Primaire démocrate : Joe Biden, le favori qui arrange les affaires de Donald Trump

Interview pour "Le Parisien", le 4 août 2019

Interview publiée le 4 août 2019 sur les primaires démocrates et l’avance de Joe Biden. Propos recueillis parPierre Garrigues.

« Passez le flambeau! » Cette injonction, martelée par le représentant de la Californie Eric Swalwell lors du deuxième débat des candidats à la primaire démocrate, jeudi soir, sonne comme un avertissement aux oreilles de Joe Biden. À 76 ans, l’ex-vice président est presque le doyen des vingt candidats (juste derrière le sénateur du Vermont Bernie Sanders et ses 77 bougies), et fait figure de favori, avec 32,2 % des intentions de vote.

Surtout, il affiche une longévité politique impressionnante : plus de quarante ans passés à Washington, depuis son élection en 1973 au poste de sénateur du Delaware à l’investiture de Donald Trump en janvier 2017, après huit ans à la Maison-Blanche comme vice-président de Barack Obama.

Joe Biden fait partie cet « establishment », l’ordre établi honni, qui serait pour certains la principale cause de la victoire de Trump en 2016. C’était même l’un des arguments de campagne de l’ancien magnat de l’immobilier: lui au moins ne sortait pas du même sérail que les caciques de la capitale, incarnés par Hillary Clinton… et Joe Biden.

Un CV très politique

« Si Biden est, pour le moment, favori, c’est parce qu’il incarne le moindre risque, explique Marie-Cécile Naves, autrice de Géopolitique des Etats-Unis (Eyrolles, 2018) et chercheuse à l’Iris.
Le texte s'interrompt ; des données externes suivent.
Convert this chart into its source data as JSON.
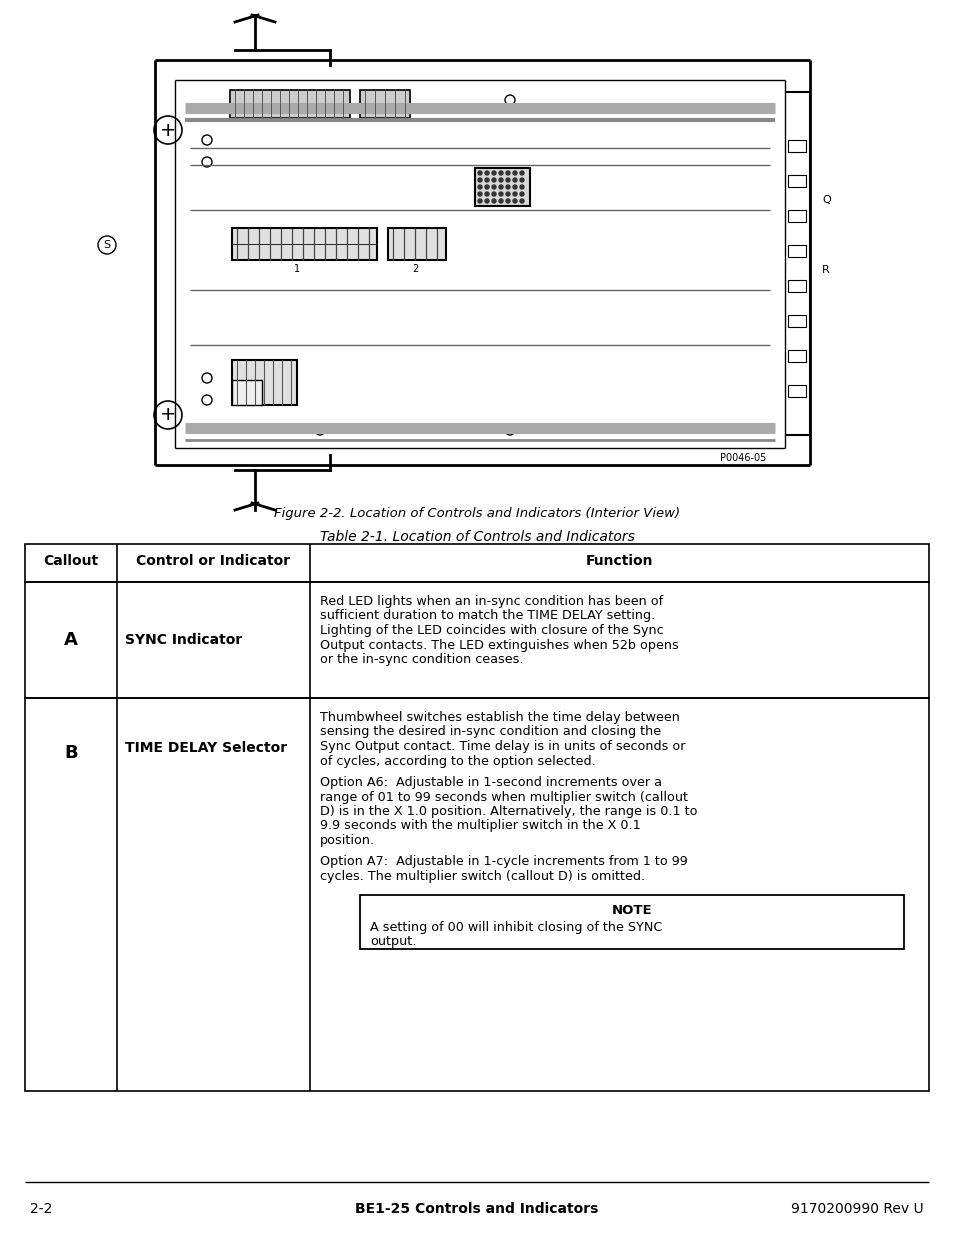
{
  "fig_caption": "Figure 2-2. Location of Controls and Indicators (Interior View)",
  "table_title": "Table 2-1. Location of Controls and Indicators",
  "col_headers": [
    "Callout",
    "Control or Indicator",
    "Function"
  ],
  "row_A": {
    "callout": "A",
    "indicator": "SYNC Indicator",
    "lines": [
      "Red LED lights when an in-sync condition has been of",
      "sufficient duration to match the TIME DELAY setting.",
      "Lighting of the LED coincides with closure of the Sync",
      "Output contacts. The LED extinguishes when 52b opens",
      "or the in-sync condition ceases."
    ]
  },
  "row_B": {
    "callout": "B",
    "indicator": "TIME DELAY Selector",
    "para1": [
      "Thumbwheel switches establish the time delay between",
      "sensing the desired in-sync condition and closing the",
      "Sync Output contact. Time delay is in units of seconds or",
      "of cycles, according to the option selected."
    ],
    "para2": [
      "Option A6:  Adjustable in 1-second increments over a",
      "range of 01 to 99 seconds when multiplier switch (callout",
      "D) is in the X 1.0 position. Alternatively, the range is 0.1 to",
      "9.9 seconds with the multiplier switch in the X 0.1",
      "position."
    ],
    "para3": [
      "Option A7:  Adjustable in 1-cycle increments from 1 to 99",
      "cycles. The multiplier switch (callout D) is omitted."
    ],
    "note_title": "NOTE",
    "note_lines": [
      "A setting of 00 will inhibit closing of the SYNC",
      "output."
    ]
  },
  "footer_left": "2-2",
  "footer_center": "BE1-25 Controls and Indicators",
  "footer_right": "9170200990 Rev U",
  "bg_color": "#ffffff",
  "text_color": "#000000"
}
C’est un choix de raison pour les Démocrates. Il n’est pas leur candidat préféré : c’est celui qu’ils considèrent le plus à même de battre Trump. »
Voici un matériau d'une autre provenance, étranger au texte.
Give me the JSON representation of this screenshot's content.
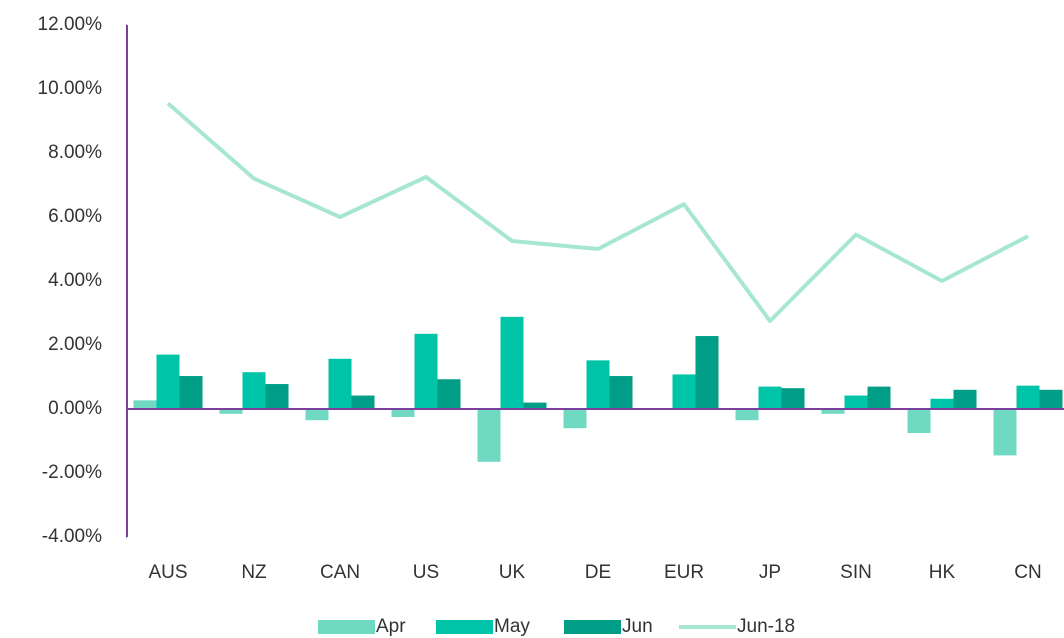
{
  "chart_data": {
    "type": "bar-line",
    "categories": [
      "AUS",
      "NZ",
      "CAN",
      "US",
      "UK",
      "DE",
      "EUR",
      "JP",
      "SIN",
      "HK",
      "CN"
    ],
    "series": [
      {
        "name": "Apr",
        "type": "bar",
        "color": "#6fd9c2",
        "values": [
          0.27,
          -0.15,
          -0.35,
          -0.25,
          -1.65,
          -0.6,
          0.02,
          -0.35,
          -0.15,
          -0.75,
          -1.45
        ]
      },
      {
        "name": "May",
        "type": "bar",
        "color": "#00c4a7",
        "values": [
          1.7,
          1.15,
          1.57,
          2.35,
          2.88,
          1.52,
          1.08,
          0.7,
          0.42,
          0.32,
          0.73
        ]
      },
      {
        "name": "Jun",
        "type": "bar",
        "color": "#009e86",
        "values": [
          1.03,
          0.78,
          0.42,
          0.93,
          0.2,
          1.03,
          2.28,
          0.65,
          0.7,
          0.6,
          0.6
        ]
      },
      {
        "name": "Jun-18",
        "type": "line",
        "color": "#a8e6d4",
        "values": [
          9.55,
          7.2,
          6.0,
          7.25,
          5.25,
          5.0,
          6.4,
          2.75,
          5.45,
          4.0,
          5.4
        ]
      }
    ],
    "ylim": [
      -4,
      12
    ],
    "yticks": [
      {
        "value": -4,
        "label": "-4.00%"
      },
      {
        "value": -2,
        "label": "-2.00%"
      },
      {
        "value": 0,
        "label": "0.00%"
      },
      {
        "value": 2,
        "label": "2.00%"
      },
      {
        "value": 4,
        "label": "4.00%"
      },
      {
        "value": 6,
        "label": "6.00%"
      },
      {
        "value": 8,
        "label": "8.00%"
      },
      {
        "value": 10,
        "label": "10.00%"
      },
      {
        "value": 12,
        "label": "12.00%"
      }
    ],
    "grid": false,
    "legend": "bottom"
  }
}
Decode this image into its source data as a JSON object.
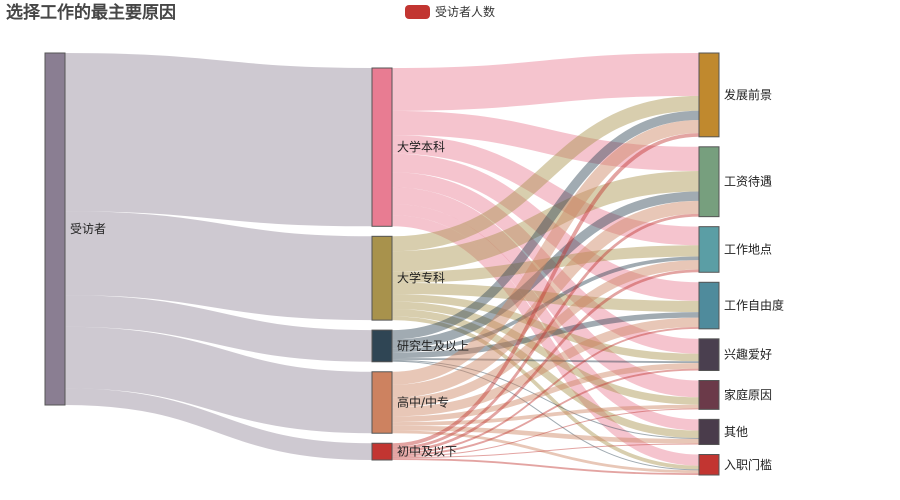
{
  "chart_data": {
    "type": "sankey",
    "title": "选择工作的最主要原因",
    "legend": {
      "label": "受访者人数",
      "color": "#c23531",
      "placement": "top-center"
    },
    "nodes": [
      {
        "name": "受访者",
        "color": "#8a7e92"
      },
      {
        "name": "大学本科",
        "color": "#e87c92"
      },
      {
        "name": "大学专科",
        "color": "#a8924c"
      },
      {
        "name": "研究生及以上",
        "color": "#2f4554"
      },
      {
        "name": "高中/中专",
        "color": "#cd8260"
      },
      {
        "name": "初中及以下",
        "color": "#c23531"
      },
      {
        "name": "发展前景",
        "color": "#c0892e"
      },
      {
        "name": "工资待遇",
        "color": "#779f7e"
      },
      {
        "name": "工作地点",
        "color": "#5b9ea5"
      },
      {
        "name": "工作自由度",
        "color": "#4f8b9c"
      },
      {
        "name": "兴趣爱好",
        "color": "#4a3f4f"
      },
      {
        "name": "家庭原因",
        "color": "#6b3a49"
      },
      {
        "name": "其他",
        "color": "#4a3c4b"
      },
      {
        "name": "入职门槛",
        "color": "#c23531"
      }
    ],
    "links": [
      {
        "source": "受访者",
        "target": "大学本科",
        "value": 170
      },
      {
        "source": "受访者",
        "target": "大学专科",
        "value": 90
      },
      {
        "source": "受访者",
        "target": "研究生及以上",
        "value": 34
      },
      {
        "source": "受访者",
        "target": "高中/中专",
        "value": 66
      },
      {
        "source": "受访者",
        "target": "初中及以下",
        "value": 18
      },
      {
        "source": "大学本科",
        "target": "发展前景",
        "value": 46
      },
      {
        "source": "大学本科",
        "target": "工资待遇",
        "value": 26
      },
      {
        "source": "大学本科",
        "target": "工作地点",
        "value": 20
      },
      {
        "source": "大学本科",
        "target": "工作自由度",
        "value": 20
      },
      {
        "source": "大学本科",
        "target": "兴趣爱好",
        "value": 16
      },
      {
        "source": "大学本科",
        "target": "家庭原因",
        "value": 18
      },
      {
        "source": "大学本科",
        "target": "其他",
        "value": 12
      },
      {
        "source": "大学本科",
        "target": "入职门槛",
        "value": 12
      },
      {
        "source": "大学专科",
        "target": "发展前景",
        "value": 16
      },
      {
        "source": "大学专科",
        "target": "工资待遇",
        "value": 22
      },
      {
        "source": "大学专科",
        "target": "工作地点",
        "value": 12
      },
      {
        "source": "大学专科",
        "target": "工作自由度",
        "value": 12
      },
      {
        "source": "大学专科",
        "target": "兴趣爱好",
        "value": 8
      },
      {
        "source": "大学专科",
        "target": "家庭原因",
        "value": 8
      },
      {
        "source": "大学专科",
        "target": "其他",
        "value": 8
      },
      {
        "source": "大学专科",
        "target": "入职门槛",
        "value": 4
      },
      {
        "source": "研究生及以上",
        "target": "发展前景",
        "value": 10
      },
      {
        "source": "研究生及以上",
        "target": "工资待遇",
        "value": 10
      },
      {
        "source": "研究生及以上",
        "target": "工作地点",
        "value": 4
      },
      {
        "source": "研究生及以上",
        "target": "工作自由度",
        "value": 6
      },
      {
        "source": "研究生及以上",
        "target": "兴趣爱好",
        "value": 2
      },
      {
        "source": "研究生及以上",
        "target": "其他",
        "value": 1
      },
      {
        "source": "研究生及以上",
        "target": "入职门槛",
        "value": 1
      },
      {
        "source": "高中/中专",
        "target": "发展前景",
        "value": 14
      },
      {
        "source": "高中/中专",
        "target": "工资待遇",
        "value": 14
      },
      {
        "source": "高中/中专",
        "target": "工作地点",
        "value": 10
      },
      {
        "source": "高中/中专",
        "target": "工作自由度",
        "value": 10
      },
      {
        "source": "高中/中专",
        "target": "兴趣爱好",
        "value": 6
      },
      {
        "source": "高中/中专",
        "target": "家庭原因",
        "value": 4
      },
      {
        "source": "高中/中专",
        "target": "其他",
        "value": 5
      },
      {
        "source": "高中/中专",
        "target": "入职门槛",
        "value": 3
      },
      {
        "source": "初中及以下",
        "target": "发展前景",
        "value": 4
      },
      {
        "source": "初中及以下",
        "target": "工资待遇",
        "value": 3
      },
      {
        "source": "初中及以下",
        "target": "工作地点",
        "value": 3
      },
      {
        "source": "初中及以下",
        "target": "工作自由度",
        "value": 2
      },
      {
        "source": "初中及以下",
        "target": "兴趣爱好",
        "value": 2
      },
      {
        "source": "初中及以下",
        "target": "家庭原因",
        "value": 1
      },
      {
        "source": "初中及以下",
        "target": "其他",
        "value": 1
      },
      {
        "source": "初中及以下",
        "target": "入职门槛",
        "value": 2
      }
    ]
  }
}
Joe Biden risque donc de souffrir du sentiment antisystème qui persiste dans l’électorat républicain… comme démocrate. Marie-Cécile Naves l’a compris en observant les résultats des élections législatives de 2018 : « Les Démocrates ont élu de nouveaux visages, et les Républicains ont exprimé leur soutien à Trump, qu’ils considèrent toujours comme le candidat anti-establishment. »
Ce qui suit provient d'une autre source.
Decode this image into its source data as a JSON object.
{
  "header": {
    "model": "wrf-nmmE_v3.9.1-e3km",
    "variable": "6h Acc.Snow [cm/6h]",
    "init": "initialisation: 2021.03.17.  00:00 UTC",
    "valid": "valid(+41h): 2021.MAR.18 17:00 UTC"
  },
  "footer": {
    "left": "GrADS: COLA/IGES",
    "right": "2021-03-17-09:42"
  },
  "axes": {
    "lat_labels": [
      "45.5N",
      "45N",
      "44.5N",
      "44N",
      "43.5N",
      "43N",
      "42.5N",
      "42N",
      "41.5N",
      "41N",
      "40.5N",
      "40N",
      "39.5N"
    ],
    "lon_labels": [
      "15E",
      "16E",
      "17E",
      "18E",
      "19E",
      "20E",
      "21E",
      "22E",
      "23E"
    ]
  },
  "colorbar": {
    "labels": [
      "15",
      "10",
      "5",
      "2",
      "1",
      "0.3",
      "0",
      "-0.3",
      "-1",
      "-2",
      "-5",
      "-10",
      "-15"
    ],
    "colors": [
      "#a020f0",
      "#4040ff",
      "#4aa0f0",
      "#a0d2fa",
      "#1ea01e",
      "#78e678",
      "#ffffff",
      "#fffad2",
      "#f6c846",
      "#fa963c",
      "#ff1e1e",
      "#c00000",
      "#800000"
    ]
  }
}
Le CV très politique de Biden pourrait-il, s’il est investi par son camp l’été prochain, lui coûter la victoire face au président milliardaire en novembre 2020, alors que les sondages le donnent pour l’instant vainqueur ? « C’est en tout cas l’un des axes sur lesquels va l’attaquer Trump », présage Marie-Cécile Naves.

Quelques casseroles pour « Sleepy Joe »

D’autant que ce curriculum fourni présente son lot de casseroles : son opposition en tant que sénateur au « busing », le recours au transport pour favoriser la mixité raciale au sein des établissements scolaires; son soutien à la politique d’incarcération de masse de Bill Clinton, qui a touché plus particulièrement les Afro-Américains; ou, encore très récemment, ses gestes déplacés dénoncés par plusieurs femmes, dans la foulée du mouvement MeToo. Cette semaine, il a ainsi suscité la polémique en traitant sa jeune rivale, la sénatrice Kamala Harris, de « petite » (« kid »).

Pourtant, les sondages le placent toujours devant Trump, en cas de second tour opposant les deux septuagénaires lors des présidentielles de 2020. Joe Biden joue de ces chiffres, et veut représenter le choix du pragmatisme dans un camp démocrate divisé, face aux candidats les plus à gauche — notamment Bernie Sanders, ou Kamala Harris, la sénatrice de Californie.

Sa pole position lui a valu d’être la cible de sorties hargneuses de Donald Trump, qui le surnomme « Sleepy Joe » (Joe l’endormi) ou encore « One-Percent Joe » (Joe 1 %), en référence à ses déboires politiques : l’ex vice-président s’est déjà présenté à deux reprises aux primaires démocrates par le passé sans grand succès. La troisième fois pourrait être la bonne : grâce à sa personnalité chaleureuse et des origines modestes qui lui assurent une belle cote chez les ouvriers, il pourrait échapper au destin d’Hillary Clinton.